I fear she must have imagined a thousand times how to run away from this home

The thing about mothers is they never learn to say that they can choose themselves too without adding the "but's "

Some days, I tell her all the useless facts about the world

How the dust on the windshield of our old santro is nothing but dead stars' remnants

Or if we look at our thumb, millions of neutrinos strike it at a given second

I tell her about gravitational waves and the bend in our space

And that the universe smells like gunpowder or burnt almond cookies

To which she casually replies," perhaps it is the only way God learns to devour things he love;  by burning them around the edges a little too much; it gives them a nice crunch, a proof of how when things end, they leave behind a sound"

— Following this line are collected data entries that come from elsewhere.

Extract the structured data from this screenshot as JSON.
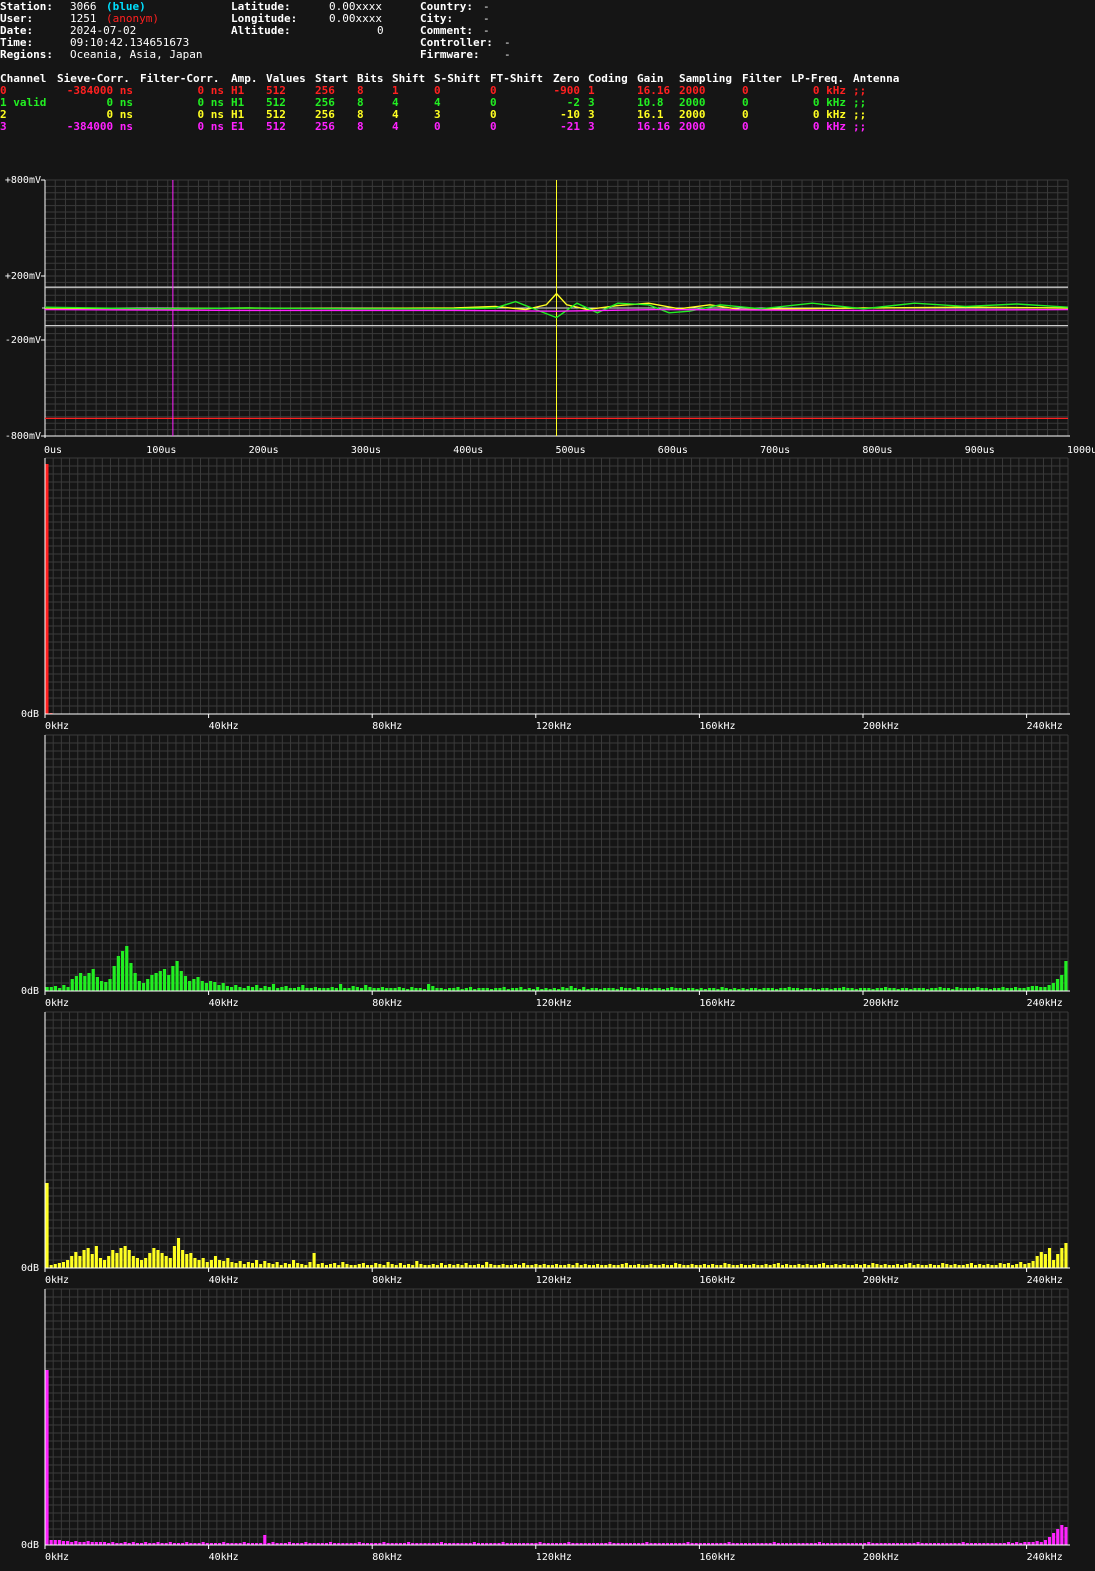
{
  "header": {
    "station_label": "Station:",
    "station_id": "3066",
    "station_tag": "(blue)",
    "user_label": "User:",
    "user_id": "1251",
    "user_tag": "(anonym)",
    "date_label": "Date:",
    "date": "2024-07-02",
    "time_label": "Time:",
    "time": "09:10:42.134651673",
    "regions_label": "Regions:",
    "regions": "Oceania, Asia, Japan",
    "latitude_label": "Latitude:",
    "latitude": "0.00xxxx",
    "longitude_label": "Longitude:",
    "longitude": "0.00xxxx",
    "altitude_label": "Altitude:",
    "altitude": "0",
    "country_label": "Country:",
    "country": "-",
    "city_label": "City:",
    "city": "-",
    "comment_label": "Comment:",
    "comment": "-",
    "controller_label": "Controller:",
    "controller": "-",
    "firmware_label": "Firmware:",
    "firmware": "-"
  },
  "colors": {
    "blue_tag": "#00e0ff",
    "anonym_tag": "#ff2020",
    "background": "#151515",
    "grid": "#3a3a3a"
  },
  "channel_table": {
    "headers": [
      "Channel",
      "Sieve-Corr.",
      "Filter-Corr.",
      "Amp.",
      "Values",
      "Start",
      "Bits",
      "Shift",
      "S-Shift",
      "FT-Shift",
      "Zero",
      "Coding",
      "Gain",
      "Sampling",
      "Filter",
      "LP-Freq.",
      "Antenna"
    ],
    "rows": [
      {
        "color": "#ff2020",
        "channel": "0",
        "sieve": "-384000 ns",
        "filter": "0 ns",
        "amp": "H1",
        "values": "512",
        "start": "256",
        "bits": "8",
        "shift": "1",
        "sshift": "0",
        "ftshift": "0",
        "zero": "-900",
        "coding": "1",
        "gain": "16.16",
        "sampling": "2000",
        "filt": "0",
        "lpfreq": "0 kHz",
        "antenna": ";;"
      },
      {
        "color": "#22ee22",
        "channel": "1 valid",
        "sieve": "0 ns",
        "filter": "0 ns",
        "amp": "H1",
        "values": "512",
        "start": "256",
        "bits": "8",
        "shift": "4",
        "sshift": "4",
        "ftshift": "0",
        "zero": "-2",
        "coding": "3",
        "gain": "10.8",
        "sampling": "2000",
        "filt": "0",
        "lpfreq": "0 kHz",
        "antenna": ";;"
      },
      {
        "color": "#ffff22",
        "channel": "2",
        "sieve": "0 ns",
        "filter": "0 ns",
        "amp": "H1",
        "values": "512",
        "start": "256",
        "bits": "8",
        "shift": "4",
        "sshift": "3",
        "ftshift": "0",
        "zero": "-10",
        "coding": "3",
        "gain": "16.1",
        "sampling": "2000",
        "filt": "0",
        "lpfreq": "0 kHz",
        "antenna": ";;"
      },
      {
        "color": "#ff22ff",
        "channel": "3",
        "sieve": "-384000 ns",
        "filter": "0 ns",
        "amp": "E1",
        "values": "512",
        "start": "256",
        "bits": "8",
        "shift": "4",
        "sshift": "0",
        "ftshift": "0",
        "zero": "-21",
        "coding": "3",
        "gain": "16.16",
        "sampling": "2000",
        "filt": "0",
        "lpfreq": "0 kHz",
        "antenna": ";;"
      }
    ]
  },
  "chart_data": [
    {
      "type": "line",
      "ylim": [
        -800,
        800
      ],
      "xlim": [
        0,
        1000
      ],
      "ytick_labels": [
        {
          "v": 800,
          "t": "+800mV"
        },
        {
          "v": 200,
          "t": "+200mV"
        },
        {
          "v": -200,
          "t": "-200mV"
        },
        {
          "v": -800,
          "t": "-800mV"
        }
      ],
      "xtick_labels": [
        "0us",
        "100us",
        "200us",
        "300us",
        "400us",
        "500us",
        "600us",
        "700us",
        "800us",
        "900us",
        "1000us"
      ],
      "hlines": [
        {
          "y": 130,
          "color": "#cccccc"
        },
        {
          "y": -110,
          "color": "#cccccc"
        },
        {
          "y": -690,
          "color": "#ff2020"
        }
      ],
      "vlines": [
        {
          "x": 125,
          "color": "#ff22ff"
        },
        {
          "x": 500,
          "color": "#ffff22"
        }
      ],
      "series": [
        {
          "color": "#ffff22",
          "x": [
            0,
            100,
            200,
            300,
            400,
            440,
            470,
            490,
            500,
            510,
            530,
            560,
            590,
            620,
            650,
            680,
            720,
            800,
            900,
            1000
          ],
          "values": [
            0,
            -5,
            0,
            -3,
            0,
            10,
            -10,
            20,
            90,
            20,
            -10,
            15,
            30,
            -5,
            20,
            -10,
            -5,
            0,
            5,
            0
          ]
        },
        {
          "color": "#22ee22",
          "x": [
            0,
            100,
            200,
            300,
            400,
            440,
            460,
            480,
            500,
            520,
            540,
            560,
            590,
            610,
            630,
            660,
            700,
            750,
            800,
            850,
            900,
            950,
            1000
          ],
          "values": [
            5,
            -5,
            0,
            -5,
            -5,
            0,
            40,
            -10,
            -60,
            30,
            -30,
            30,
            20,
            -30,
            -20,
            20,
            -5,
            30,
            -5,
            30,
            10,
            25,
            5
          ]
        },
        {
          "color": "#ff22ff",
          "x": [
            0,
            200,
            400,
            500,
            600,
            800,
            1000
          ],
          "values": [
            -10,
            -15,
            -15,
            -20,
            -10,
            -15,
            -10
          ]
        }
      ]
    },
    {
      "type": "bar",
      "color": "#ff2020",
      "xtick_labels": [
        "0kHz",
        "40kHz",
        "80kHz",
        "120kHz",
        "160kHz",
        "200kHz",
        "240kHz"
      ],
      "ylabel": "0dB",
      "values": [
        250,
        1,
        0,
        0,
        0,
        0,
        0,
        0,
        0,
        0,
        0,
        0,
        0,
        0,
        0,
        0,
        0,
        0,
        0,
        0,
        0,
        0,
        0,
        0,
        0,
        0,
        0,
        0,
        0,
        0,
        0,
        0,
        0,
        0,
        0,
        0,
        0,
        0,
        0,
        0,
        0,
        0,
        0,
        0,
        0,
        0,
        0,
        0,
        0,
        0,
        0,
        0,
        0,
        0,
        0,
        0,
        0,
        0,
        0,
        0,
        0,
        0,
        0,
        0,
        0,
        0,
        0,
        0,
        0,
        0,
        0,
        0,
        0,
        0,
        0,
        0,
        0,
        0,
        0,
        0,
        0,
        0,
        0,
        0,
        0,
        0,
        0,
        0,
        0,
        0,
        0,
        0,
        0,
        0,
        0,
        0,
        0,
        0,
        0,
        0,
        0,
        0,
        0,
        0,
        0,
        0,
        0,
        0,
        0,
        0,
        0,
        0,
        0,
        0,
        0,
        0,
        0,
        0,
        0,
        0,
        0,
        0,
        0,
        0,
        0,
        0,
        0,
        0,
        0,
        0,
        0,
        0,
        0,
        0,
        0,
        0,
        0,
        0,
        0,
        0,
        0,
        0,
        0,
        0,
        0,
        0,
        0,
        0,
        0,
        0,
        0,
        0,
        0,
        0,
        0,
        0,
        0,
        0,
        0,
        0,
        0,
        0,
        0,
        0,
        0,
        0,
        0,
        0,
        0,
        0,
        0,
        0,
        0,
        0,
        0,
        0,
        0,
        0,
        0,
        0,
        0,
        0,
        0,
        0,
        0,
        0,
        0,
        0,
        0,
        0,
        0,
        0,
        0,
        0,
        0,
        0,
        0,
        0,
        0,
        0,
        0,
        0,
        0,
        0,
        0,
        0,
        0,
        0,
        0,
        0,
        0,
        0,
        0,
        0,
        0,
        0,
        0,
        0,
        0,
        0,
        0,
        0,
        0,
        0,
        0,
        0,
        0,
        0,
        0,
        0,
        0,
        0,
        0,
        0,
        0,
        0,
        0,
        0,
        0,
        0,
        0,
        0,
        0,
        0,
        0,
        0,
        0,
        0,
        0,
        0,
        0,
        0,
        0,
        0,
        0
      ]
    },
    {
      "type": "bar",
      "color": "#22ee22",
      "xtick_labels": [
        "0kHz",
        "40kHz",
        "80kHz",
        "120kHz",
        "160kHz",
        "200kHz",
        "240kHz"
      ],
      "ylabel": "0dB",
      "values": [
        4,
        4,
        5,
        3,
        6,
        4,
        12,
        15,
        18,
        15,
        18,
        22,
        14,
        10,
        9,
        12,
        25,
        35,
        40,
        45,
        28,
        18,
        10,
        8,
        12,
        16,
        18,
        20,
        22,
        16,
        25,
        30,
        20,
        15,
        10,
        12,
        14,
        10,
        8,
        10,
        9,
        6,
        8,
        5,
        4,
        6,
        4,
        3,
        5,
        4,
        6,
        3,
        5,
        4,
        7,
        3,
        4,
        5,
        3,
        3,
        4,
        6,
        3,
        3,
        4,
        3,
        3,
        3,
        4,
        3,
        7,
        3,
        3,
        5,
        4,
        3,
        6,
        4,
        3,
        3,
        4,
        3,
        3,
        3,
        4,
        3,
        2,
        4,
        3,
        3,
        2,
        7,
        5,
        3,
        3,
        2,
        3,
        3,
        4,
        2,
        3,
        4,
        2,
        3,
        3,
        3,
        2,
        3,
        3,
        4,
        2,
        3,
        3,
        4,
        2,
        3,
        2,
        4,
        2,
        3,
        2,
        3,
        2,
        4,
        3,
        5,
        3,
        2,
        4,
        2,
        3,
        3,
        2,
        3,
        3,
        3,
        2,
        4,
        3,
        3,
        2,
        4,
        3,
        3,
        2,
        3,
        3,
        2,
        3,
        4,
        3,
        3,
        2,
        3,
        3,
        2,
        3,
        2,
        3,
        3,
        2,
        4,
        3,
        2,
        3,
        2,
        3,
        2,
        3,
        3,
        2,
        3,
        3,
        3,
        2,
        3,
        3,
        4,
        3,
        3,
        2,
        3,
        3,
        2,
        2,
        3,
        3,
        2,
        3,
        3,
        4,
        3,
        3,
        2,
        3,
        3,
        3,
        2,
        3,
        3,
        4,
        3,
        3,
        2,
        3,
        3,
        2,
        3,
        3,
        3,
        2,
        3,
        3,
        4,
        3,
        3,
        2,
        4,
        3,
        3,
        3,
        3,
        4,
        3,
        3,
        2,
        3,
        3,
        4,
        3,
        3,
        4,
        3,
        3,
        4,
        5,
        5,
        4,
        4,
        6,
        8,
        12,
        16,
        30
      ]
    },
    {
      "type": "bar",
      "color": "#ffff22",
      "xtick_labels": [
        "0kHz",
        "40kHz",
        "80kHz",
        "120kHz",
        "160kHz",
        "200kHz",
        "240kHz"
      ],
      "ylabel": "0dB",
      "values": [
        85,
        3,
        4,
        5,
        6,
        8,
        12,
        16,
        12,
        18,
        20,
        14,
        22,
        10,
        8,
        12,
        18,
        15,
        20,
        22,
        18,
        12,
        10,
        8,
        10,
        15,
        20,
        18,
        15,
        12,
        10,
        22,
        30,
        18,
        14,
        15,
        10,
        8,
        10,
        6,
        8,
        12,
        8,
        7,
        10,
        6,
        5,
        7,
        4,
        6,
        5,
        8,
        4,
        7,
        5,
        4,
        6,
        3,
        5,
        4,
        8,
        5,
        4,
        3,
        6,
        15,
        4,
        5,
        3,
        4,
        5,
        3,
        6,
        4,
        3,
        3,
        4,
        5,
        3,
        3,
        5,
        4,
        3,
        6,
        4,
        3,
        5,
        3,
        4,
        3,
        7,
        4,
        3,
        3,
        4,
        3,
        5,
        3,
        4,
        3,
        4,
        3,
        5,
        3,
        3,
        4,
        3,
        6,
        4,
        3,
        3,
        4,
        3,
        3,
        4,
        3,
        5,
        3,
        3,
        4,
        3,
        4,
        3,
        3,
        4,
        3,
        3,
        4,
        3,
        5,
        3,
        4,
        3,
        3,
        4,
        3,
        3,
        4,
        3,
        3,
        4,
        5,
        3,
        3,
        4,
        3,
        3,
        4,
        3,
        3,
        4,
        3,
        3,
        5,
        4,
        3,
        3,
        4,
        3,
        3,
        4,
        3,
        4,
        3,
        3,
        5,
        4,
        3,
        3,
        4,
        3,
        3,
        4,
        3,
        3,
        4,
        3,
        4,
        5,
        3,
        4,
        3,
        3,
        4,
        3,
        4,
        3,
        3,
        4,
        5,
        3,
        3,
        4,
        3,
        4,
        3,
        3,
        4,
        3,
        4,
        3,
        5,
        4,
        3,
        4,
        3,
        3,
        4,
        3,
        4,
        5,
        3,
        4,
        3,
        3,
        4,
        3,
        3,
        5,
        4,
        3,
        4,
        3,
        3,
        4,
        5,
        3,
        4,
        3,
        4,
        3,
        3,
        5,
        4,
        5,
        3,
        4,
        6,
        4,
        5,
        7,
        12,
        16,
        14,
        20,
        8,
        14,
        20,
        25
      ]
    },
    {
      "type": "bar",
      "color": "#ff22ff",
      "xtick_labels": [
        "0kHz",
        "40kHz",
        "80kHz",
        "120kHz",
        "160kHz",
        "200kHz",
        "240kHz"
      ],
      "ylabel": "0dB",
      "values": [
        175,
        5,
        5,
        5,
        4,
        4,
        3,
        4,
        3,
        3,
        4,
        3,
        3,
        3,
        3,
        2,
        3,
        2,
        2,
        3,
        2,
        3,
        2,
        2,
        3,
        2,
        2,
        3,
        2,
        2,
        3,
        2,
        2,
        2,
        3,
        2,
        2,
        2,
        3,
        2,
        2,
        2,
        2,
        3,
        2,
        2,
        2,
        2,
        3,
        2,
        2,
        2,
        2,
        10,
        2,
        3,
        2,
        2,
        2,
        3,
        2,
        2,
        2,
        3,
        2,
        2,
        2,
        2,
        2,
        3,
        2,
        2,
        2,
        2,
        2,
        2,
        3,
        2,
        2,
        2,
        2,
        2,
        3,
        2,
        2,
        2,
        2,
        2,
        3,
        2,
        2,
        2,
        2,
        2,
        2,
        2,
        3,
        2,
        2,
        2,
        2,
        2,
        2,
        2,
        3,
        2,
        2,
        2,
        2,
        2,
        2,
        3,
        2,
        2,
        2,
        2,
        2,
        2,
        2,
        2,
        3,
        2,
        2,
        2,
        2,
        2,
        2,
        3,
        2,
        2,
        2,
        2,
        2,
        2,
        2,
        2,
        2,
        3,
        2,
        2,
        2,
        2,
        2,
        2,
        2,
        2,
        3,
        2,
        2,
        2,
        2,
        2,
        2,
        2,
        2,
        2,
        3,
        2,
        2,
        2,
        2,
        2,
        2,
        2,
        2,
        2,
        3,
        2,
        2,
        2,
        2,
        2,
        2,
        2,
        2,
        2,
        2,
        3,
        2,
        2,
        2,
        2,
        2,
        2,
        2,
        2,
        2,
        2,
        3,
        2,
        2,
        2,
        2,
        2,
        2,
        2,
        2,
        2,
        2,
        2,
        3,
        2,
        2,
        2,
        2,
        2,
        2,
        2,
        2,
        2,
        2,
        2,
        3,
        2,
        2,
        2,
        2,
        2,
        2,
        2,
        2,
        2,
        2,
        3,
        2,
        2,
        2,
        2,
        2,
        2,
        2,
        2,
        2,
        2,
        3,
        2,
        3,
        2,
        3,
        3,
        3,
        4,
        3,
        5,
        8,
        12,
        16,
        20,
        18
      ]
    }
  ]
}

She then reminds me how yesterday when I forgot to turn the gas off while boiling the milk,

The smell of burnt milk resided in the hand towels and the utensils

She laughs saying our home was universe too, we were closer to god than today,

And then scolds me for not watching it,

Tells me that the only way to cook good food is to let it simmer slowly, add salt only when the onion turns brown and gives away a shriek when water is added

As she consoles me that it is by practice that I will learn to know the difference between burning and cooking,

She whispers while gazing at the television behind that the only way we women have forgiven the world is by not setting the kitchens on fire.



Bharti Bansal is a 24 year old student from India. Her works have been published in magazines like Aaduna, oc87recoverydiaries.org, the sunflowers collective, two drops of ink, Livewire India, Feminism in India and is forthcoming in the anthology ,”the yearbook of Indian poetry". She lives in a small village surrounded by mountains and find solace in poetry and stars.